Arrivato alla meta però aveva pagato la durezza del viaggio ed era morto dopo pochi giorni: il papa era voluto andare al suo capezzale per riceverne le credenziali e accogliere l’ambasciata. Poi aveva dato ordine che venisse seppellito con tutti gli onori nella Basilica mariana, commissionando un busto allo scultore Francesco Caporale. Naturalmente per realizzare il volto venne usato un marmo nero, fedele al colore della pelle; un colore che risalta perché circondato dal marmo vistosamente colorato del mantello.
Oggi questa inaspettata opera di 400 anni fa apre una mostra che merita attenzione, organizzata alle Scuderie del Quirinale. Si intitola Barocco globale ed è un viaggio in una stagione storica segnata dalla vocazione universale di Roma, città aperta oltre che eterna.
“Roma è la città più cosmopolita del mondo”, aveva infatti scritto Michel de Montaigne nel suo “Viaggio in Italia”. “Qui il fatto di essere stranieri e le differenze di nazionalità contano meno, poiché per sua natura contiene forestieri dappertutto e chiunque vi si trova come a casa propria”.
La vocazione universale di Roma per esprimersi aveva portato alla messa a punto di un linguaggio inclusivo, non dogmatico, adattabile ai contesti e naturalmente enfatico: questo linguaggio capace di parlare a tutti era il barocco. Una delle sue caratteristiche è quello di essere per sua natura un linguaggio pubblico. È ben nota la circostanza quando papa Urbano VIII aveva strappato Bernini dalla pratica della scultura su committenza per trasformarlo in architetto che doveva “scolpire” la città per farne espressione eloquente e affascinante della sua missione universale. Da artista per pochi ad artista per tutti.

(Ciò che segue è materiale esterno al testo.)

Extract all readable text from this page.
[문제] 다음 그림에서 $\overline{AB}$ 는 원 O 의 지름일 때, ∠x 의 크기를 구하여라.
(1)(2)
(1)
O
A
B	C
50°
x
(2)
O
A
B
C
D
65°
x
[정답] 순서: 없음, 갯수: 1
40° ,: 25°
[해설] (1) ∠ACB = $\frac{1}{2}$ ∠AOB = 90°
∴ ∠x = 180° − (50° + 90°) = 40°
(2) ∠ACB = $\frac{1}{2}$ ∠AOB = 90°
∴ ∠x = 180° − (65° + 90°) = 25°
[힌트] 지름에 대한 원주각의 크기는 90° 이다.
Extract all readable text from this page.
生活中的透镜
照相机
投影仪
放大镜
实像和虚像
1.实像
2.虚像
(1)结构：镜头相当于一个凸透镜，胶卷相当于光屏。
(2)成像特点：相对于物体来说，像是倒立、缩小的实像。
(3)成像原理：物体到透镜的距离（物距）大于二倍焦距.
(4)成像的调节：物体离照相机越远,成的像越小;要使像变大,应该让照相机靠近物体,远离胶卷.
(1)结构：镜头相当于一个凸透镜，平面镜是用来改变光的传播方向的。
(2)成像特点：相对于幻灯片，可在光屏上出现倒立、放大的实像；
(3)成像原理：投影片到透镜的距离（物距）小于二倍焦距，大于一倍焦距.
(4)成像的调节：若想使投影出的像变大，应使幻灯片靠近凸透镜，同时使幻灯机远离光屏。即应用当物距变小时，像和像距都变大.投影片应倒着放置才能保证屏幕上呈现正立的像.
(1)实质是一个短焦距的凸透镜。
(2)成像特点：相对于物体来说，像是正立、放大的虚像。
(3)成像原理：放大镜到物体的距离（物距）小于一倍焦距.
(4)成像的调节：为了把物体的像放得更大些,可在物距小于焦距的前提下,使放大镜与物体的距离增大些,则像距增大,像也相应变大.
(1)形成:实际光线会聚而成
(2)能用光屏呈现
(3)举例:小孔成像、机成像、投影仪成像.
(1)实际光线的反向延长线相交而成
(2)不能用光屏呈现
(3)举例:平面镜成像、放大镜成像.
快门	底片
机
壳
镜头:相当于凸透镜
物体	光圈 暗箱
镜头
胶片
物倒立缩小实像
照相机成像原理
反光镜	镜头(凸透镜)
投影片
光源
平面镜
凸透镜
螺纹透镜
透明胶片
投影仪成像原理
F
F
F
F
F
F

Il barocco è inoltre un linguaggio predisposto alle contaminazioni. Emblematico quanto accaduto ad un’immagine preziosa e protetta dalla devozione come la Salus populi romani: papa Pio V aveva tolto il “copyright”, dando licenza di replicarne copie anche adattandole alla cultura di popoli diversi: in mostra se ne vede ad esempio una dipinta su un rotolo cinese nel XVII secolo con lineamenti naturalmente adattati al contesto.
E che dire della stupefacente mappa del globo conservata in Vaticano, pubblicata nel 1602 grazie all’iniziativa di Matteo Ricci, con diciture in ideogrammi, dove la Cina è posta al centro? L’universalismo di Roma non era sinonimo di imperialismo: lasciava spazio anche alla possibilità che la prospettiva da cui guardare il mondo non fosse per forza quella occidentale.
Uscendo dalla mostra viene da chiedersi se quello che si è visto non sia una chiave per decifrare anche la Roma di oggi: quella città prodigiosamente capace di farsi crocevia del mondo, di essere globale cioè inclusiva, di radunare potenti e popolo in una stessa piazza e sotto uno stesso cielo. E capace di abbracciare che ci vive o chi vi passa con la bellezza avvolgente del suo barocco senza tempo e senza confini.